The Golden Rule of Stop Placement
Your stop-loss goes at the price where your trade idea is no longer valid. If you bought because price bounced off support at 1.0800, your stop goes below that support, say at 1.0780. If price trades below 1.0780, the support has broken and your reason for being in the trade no longer exists.
Method 1: Structural Stop (S/R Based)
Place the stop just beyond the nearest significant support (for longs) or resistance (for shorts):
- Long trade: Stop a few pips below the support level or swing low that defines your setup.
- Short trade: Stop a few pips above the resistance level or swing high.

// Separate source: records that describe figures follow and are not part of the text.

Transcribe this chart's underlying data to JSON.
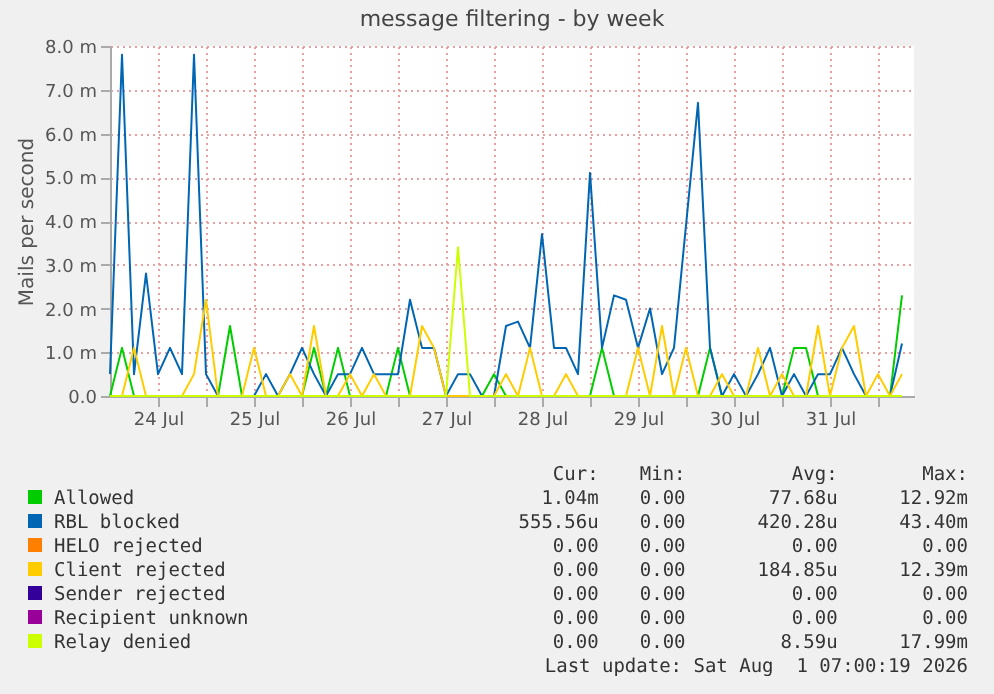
{
  "chart_data": {
    "type": "line",
    "title": "message filtering - by week",
    "ylabel": "Mails per second",
    "x": [
      "2026-07-24T00:00",
      "2026-07-24T03:00",
      "2026-07-24T06:00",
      "2026-07-24T09:00",
      "2026-07-24T12:00",
      "2026-07-24T15:00",
      "2026-07-24T18:00",
      "2026-07-24T21:00",
      "2026-07-25T00:00",
      "2026-07-25T03:00",
      "2026-07-25T06:00",
      "2026-07-25T09:00",
      "2026-07-25T12:00",
      "2026-07-25T15:00",
      "2026-07-25T18:00",
      "2026-07-25T21:00",
      "2026-07-26T00:00",
      "2026-07-26T03:00",
      "2026-07-26T06:00",
      "2026-07-26T09:00",
      "2026-07-26T12:00",
      "2026-07-26T15:00",
      "2026-07-26T18:00",
      "2026-07-26T21:00",
      "2026-07-27T00:00",
      "2026-07-27T03:00",
      "2026-07-27T06:00",
      "2026-07-27T09:00",
      "2026-07-27T12:00",
      "2026-07-27T15:00",
      "2026-07-27T18:00",
      "2026-07-27T21:00",
      "2026-07-28T00:00",
      "2026-07-28T03:00",
      "2026-07-28T06:00",
      "2026-07-28T09:00",
      "2026-07-28T12:00",
      "2026-07-28T15:00",
      "2026-07-28T18:00",
      "2026-07-28T21:00",
      "2026-07-29T00:00",
      "2026-07-29T03:00",
      "2026-07-29T06:00",
      "2026-07-29T09:00",
      "2026-07-29T12:00",
      "2026-07-29T15:00",
      "2026-07-29T18:00",
      "2026-07-29T21:00",
      "2026-07-30T00:00",
      "2026-07-30T03:00",
      "2026-07-30T06:00",
      "2026-07-30T09:00",
      "2026-07-30T12:00",
      "2026-07-30T15:00",
      "2026-07-30T18:00",
      "2026-07-30T21:00",
      "2026-07-31T00:00",
      "2026-07-31T03:00",
      "2026-07-31T06:00",
      "2026-07-31T09:00",
      "2026-07-31T12:00",
      "2026-07-31T15:00",
      "2026-07-31T18:00",
      "2026-07-31T21:00",
      "2026-08-01T00:00",
      "2026-08-01T03:00",
      "2026-08-01T06:00"
    ],
    "series": [
      {
        "name": "Allowed",
        "color": "#00cc00",
        "values": [
          0,
          1.1,
          0,
          0,
          0,
          0,
          0,
          0,
          0,
          0,
          1.6,
          0,
          0,
          0,
          0,
          0,
          0,
          1.1,
          0,
          1.1,
          0,
          0,
          0,
          0,
          1.1,
          0,
          0,
          0,
          0,
          0,
          0,
          0,
          0.5,
          0,
          0,
          0,
          0,
          0,
          0,
          0,
          0,
          1.1,
          0,
          0,
          0,
          0,
          0,
          0,
          0,
          0,
          1.1,
          0,
          0,
          0,
          0,
          0,
          0,
          1.1,
          1.1,
          0,
          0,
          0,
          0,
          0,
          0,
          0,
          2.3
        ]
      },
      {
        "name": "RBL blocked",
        "color": "#0066b3",
        "values": [
          0.5,
          7.8,
          0.5,
          2.8,
          0.5,
          1.1,
          0.5,
          7.8,
          0.5,
          0,
          0,
          0,
          0,
          0.5,
          0,
          0.5,
          1.1,
          0.5,
          0,
          0.5,
          0.5,
          1.1,
          0.5,
          0.5,
          0.5,
          2.2,
          1.1,
          1.1,
          0,
          0.5,
          0.5,
          0,
          0,
          1.6,
          1.7,
          1.1,
          3.7,
          1.1,
          1.1,
          0.5,
          5.1,
          1.1,
          2.3,
          2.2,
          1.1,
          2.0,
          0.5,
          1.1,
          3.9,
          6.7,
          1.1,
          0,
          0.5,
          0,
          0.5,
          1.1,
          0,
          0.5,
          0,
          0.5,
          0.5,
          1.1,
          0.5,
          0,
          0,
          0,
          1.2
        ]
      },
      {
        "name": "HELO rejected",
        "color": "#ff8000",
        "values": [
          null,
          null,
          null,
          null,
          null,
          null,
          null,
          null,
          null,
          null,
          null,
          null,
          null,
          null,
          null,
          null,
          null,
          null,
          null,
          null,
          null,
          null,
          null,
          null,
          null,
          null,
          null,
          null,
          null,
          null,
          null,
          null,
          null,
          null,
          null,
          null,
          null,
          null,
          null,
          null,
          null,
          null,
          null,
          null,
          null,
          null,
          null,
          null,
          null,
          null,
          null,
          null,
          null,
          null,
          null,
          null,
          null,
          null,
          null,
          null,
          null,
          null,
          null,
          null,
          null,
          null,
          null
        ]
      },
      {
        "name": "Client rejected",
        "color": "#ffcc00",
        "values": [
          0,
          0,
          1.1,
          0,
          0,
          0,
          0,
          0.5,
          2.2,
          0,
          0,
          0,
          1.1,
          0,
          0,
          0.5,
          0,
          1.6,
          0,
          0,
          0.5,
          0,
          0.5,
          0,
          0,
          0,
          1.6,
          1.1,
          0,
          0,
          0,
          0,
          0,
          0.5,
          0,
          1.1,
          0,
          0,
          0.5,
          0,
          0,
          0,
          0,
          0,
          1.1,
          0,
          1.6,
          0,
          1.1,
          0,
          0,
          0.5,
          0,
          0,
          1.1,
          0,
          0.5,
          0,
          0,
          1.6,
          0,
          1.1,
          1.6,
          0,
          0.5,
          0,
          0.5
        ]
      },
      {
        "name": "Sender rejected",
        "color": "#330099",
        "values": [
          null,
          null,
          null,
          null,
          null,
          null,
          null,
          null,
          null,
          null,
          null,
          null,
          null,
          null,
          null,
          null,
          null,
          null,
          null,
          null,
          null,
          null,
          null,
          null,
          null,
          null,
          null,
          null,
          null,
          null,
          null,
          null,
          null,
          null,
          null,
          null,
          null,
          null,
          null,
          null,
          null,
          null,
          null,
          null,
          null,
          null,
          null,
          null,
          null,
          null,
          null,
          null,
          null,
          null,
          null,
          null,
          null,
          null,
          null,
          null,
          null,
          null,
          null,
          null,
          null,
          null,
          null
        ]
      },
      {
        "name": "Recipient unknown",
        "color": "#990099",
        "values": [
          null,
          null,
          null,
          null,
          null,
          null,
          null,
          null,
          null,
          null,
          null,
          null,
          null,
          null,
          null,
          null,
          null,
          null,
          null,
          null,
          null,
          null,
          null,
          null,
          null,
          null,
          null,
          null,
          null,
          null,
          null,
          null,
          null,
          null,
          null,
          null,
          null,
          null,
          null,
          null,
          null,
          null,
          null,
          null,
          null,
          null,
          null,
          null,
          null,
          null,
          null,
          null,
          null,
          null,
          null,
          null,
          null,
          null,
          null,
          null,
          null,
          null,
          null,
          null,
          null,
          null,
          null
        ]
      },
      {
        "name": "Relay denied",
        "color": "#ccff00",
        "values": [
          0,
          0,
          0,
          0,
          0,
          0,
          0,
          0,
          0,
          0,
          0,
          0,
          0,
          0,
          0,
          0,
          0,
          0,
          0,
          0,
          0,
          0,
          0,
          0,
          0,
          0,
          0,
          0,
          0,
          3.4,
          0,
          0,
          0,
          0,
          0,
          0,
          0,
          0,
          0,
          0,
          0,
          0,
          0,
          0,
          0,
          0,
          0,
          0,
          0,
          0,
          0,
          0,
          0,
          0,
          0,
          0,
          0,
          0,
          0,
          0,
          0,
          0,
          0,
          0,
          0,
          0,
          0
        ]
      }
    ],
    "xlim": [
      "2026-07-24T00:00",
      "2026-08-01T09:00"
    ],
    "xticks": [
      {
        "value": "2026-07-24T12:00",
        "label": "24 Jul"
      },
      {
        "value": "2026-07-25T00:00",
        "label": null
      },
      {
        "value": "2026-07-25T12:00",
        "label": "25 Jul"
      },
      {
        "value": "2026-07-26T00:00",
        "label": null
      },
      {
        "value": "2026-07-26T12:00",
        "label": "26 Jul"
      },
      {
        "value": "2026-07-27T00:00",
        "label": null
      },
      {
        "value": "2026-07-27T12:00",
        "label": "27 Jul"
      },
      {
        "value": "2026-07-28T00:00",
        "label": null
      },
      {
        "value": "2026-07-28T12:00",
        "label": "28 Jul"
      },
      {
        "value": "2026-07-29T00:00",
        "label": null
      },
      {
        "value": "2026-07-29T12:00",
        "label": "29 Jul"
      },
      {
        "value": "2026-07-30T00:00",
        "label": null
      },
      {
        "value": "2026-07-30T12:00",
        "label": "30 Jul"
      },
      {
        "value": "2026-07-31T00:00",
        "label": null
      },
      {
        "value": "2026-07-31T12:00",
        "label": "31 Jul"
      },
      {
        "value": "2026-08-01T00:00",
        "label": null
      }
    ],
    "ylim": [
      0,
      8
    ],
    "yticks": [
      {
        "value": 0,
        "label": "0.0"
      },
      {
        "value": 1,
        "label": "1.0 m"
      },
      {
        "value": 2,
        "label": "2.0 m"
      },
      {
        "value": 3,
        "label": "3.0 m"
      },
      {
        "value": 4,
        "label": "4.0 m"
      },
      {
        "value": 5,
        "label": "5.0 m"
      },
      {
        "value": 6,
        "label": "6.0 m"
      },
      {
        "value": 7,
        "label": "7.0 m"
      },
      {
        "value": 8,
        "label": "8.0 m"
      }
    ],
    "grid": true,
    "legend": "bottom",
    "annotations": [
      "Cur:",
      "Min:",
      "Avg:",
      "Max:",
      "1.04m",
      "0.00",
      "77.68u",
      "12.92m",
      "555.56u",
      "0.00",
      "420.28u",
      "43.40m",
      "0.00",
      "0.00",
      "0.00",
      "0.00",
      "0.00",
      "0.00",
      "184.85u",
      "12.39m",
      "0.00",
      "0.00",
      "0.00",
      "0.00",
      "0.00",
      "0.00",
      "0.00",
      "0.00",
      "0.00",
      "0.00",
      "8.59u",
      "17.99m",
      "Last update: Sat Aug  1 07:00:19 2026"
    ]
  }
}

- "A few pips": 5-10 pips beyond the level for majors. This gives room for wicks that test the level without actually breaking it.
Method 2: ATR-Based Stop
Use the Average True Range to set a stop that accounts for normal market volatility:
- Calculate ATR for the current timeframe (typically 14-period)

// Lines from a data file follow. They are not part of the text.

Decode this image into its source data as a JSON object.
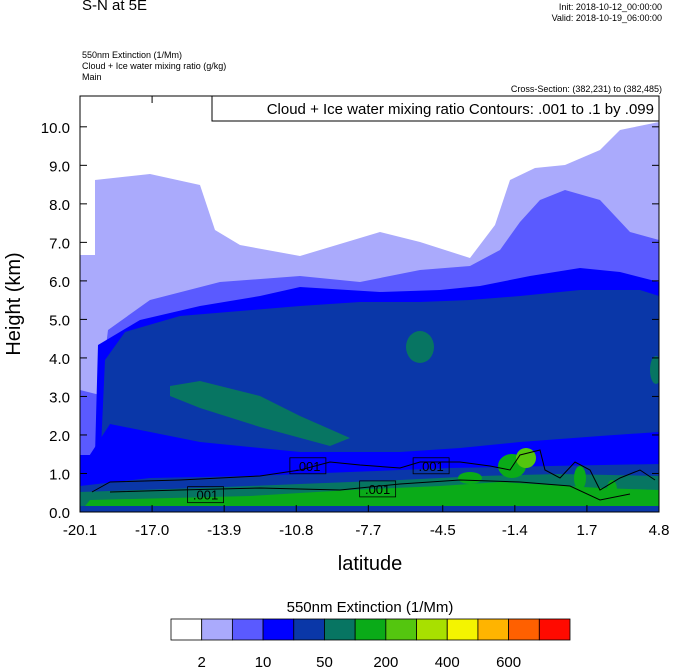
{
  "header": {
    "title": "S-N at 5E",
    "init": "Init: 2018-10-12_00:00:00",
    "valid": "Valid: 2018-10-19_06:00:00",
    "fields": [
      "550nm Extinction   (1/Mm)",
      "Cloud + Ice water mixing ratio   (g/kg)",
      "Main"
    ],
    "cross_section": "Cross-Section: (382,231) to (382,485)"
  },
  "chart_data": {
    "type": "heatmap",
    "subtype": "filled-contour cross-section",
    "title": "S-N at 5E",
    "xlabel": "latitude",
    "ylabel": "Height (km)",
    "xlim": [
      -20.1,
      4.8
    ],
    "ylim": [
      0,
      10.8
    ],
    "x_ticks": [
      "-20.1",
      "-17.0",
      "-13.9",
      "-10.8",
      "-7.7",
      "-4.5",
      "-1.4",
      "1.7",
      "4.8"
    ],
    "x_tick_values": [
      -20.1,
      -17.0,
      -13.9,
      -10.8,
      -7.7,
      -4.5,
      -1.4,
      1.7,
      4.8
    ],
    "y_ticks": [
      "0.0",
      "1.0",
      "2.0",
      "3.0",
      "4.0",
      "5.0",
      "6.0",
      "7.0",
      "8.0",
      "9.0",
      "10.0"
    ],
    "y_tick_values": [
      0,
      1,
      2,
      3,
      4,
      5,
      6,
      7,
      8,
      9,
      10
    ],
    "contour_annotation": "Cloud + Ice water mixing ratio Contours: .001 to .1 by .099",
    "contour_labels": [
      {
        "text": ".001",
        "lat": -10.3,
        "height": 1.2
      },
      {
        "text": ".001",
        "lat": -5.0,
        "height": 1.2
      },
      {
        "text": ".001",
        "lat": -7.3,
        "height": 0.6
      },
      {
        "text": ".001",
        "lat": -14.7,
        "height": 0.45
      }
    ],
    "colorbar": {
      "title": "550nm Extinction  (1/Mm)",
      "colors": [
        "#ffffff",
        "#aaaafc",
        "#5a5aff",
        "#0000ff",
        "#0a37a8",
        "#077562",
        "#0aab18",
        "#54c60f",
        "#a8e000",
        "#f4f400",
        "#ffb400",
        "#ff6000",
        "#ff0a00"
      ],
      "labels": [
        "2",
        "10",
        "50",
        "200",
        "400",
        "600"
      ]
    }
  }
}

- Place stop at 1.5x ATR from entry
- This adapts automatically: wider stops in volatile markets, tighter in calm markets
H4 ATR on EUR/USD = 35 pips
1.5x ATR = 52 pips
You buy at 1.0850. Stop at 1.0850 - 0.0052 = 1.0798
Method 3: Candle-Based Stop
Place the stop below/above the signal candle that triggered your entry:
- Bullish engulfing at support: Stop below the low of the engulfing candle.
- Bearish pin bar at resistance: Stop above the high of the pin bar.
This is the tightest stop method, giving the best RR, but also the most likely to get hit by normal price noise.
The Wrong Way to Set a Stop
Never set a stop based on how much money you're willing to lose. "I'll put my stop 15 pips away because that's $150 on 1 lot" is backwards. If the support level is 40 pips below your entry, a 15-pip stop will get hit by normal market noise, turning a valid trade idea into a loss.
Instead: place the stop where it belongs (40 pips below), then calculate lot size so that 40-pip loss equals your risk amount ($150). The formula from Lesson 7-3 handles this automatically.
1. Find the technical level where your idea is invalid
2. Add a small buffer (5-10 pips or wicks)
3. That's your stop distance
4. Calculate lot size: risk $ / (stop pips x pip value)
5. If the lot size is too small to be meaningful, skip the trade
Key Takeaways
- • Place stops where your trade idea is INVALIDATED, not based on a dollar amount.
- • Method 1: Below/above the nearest S/R level (structural stop).
- • Method 2: 1.5x ATR from entry (volatility-based stop).
- • Then calculate lot size to fit the stop within your risk %. Never the other way around.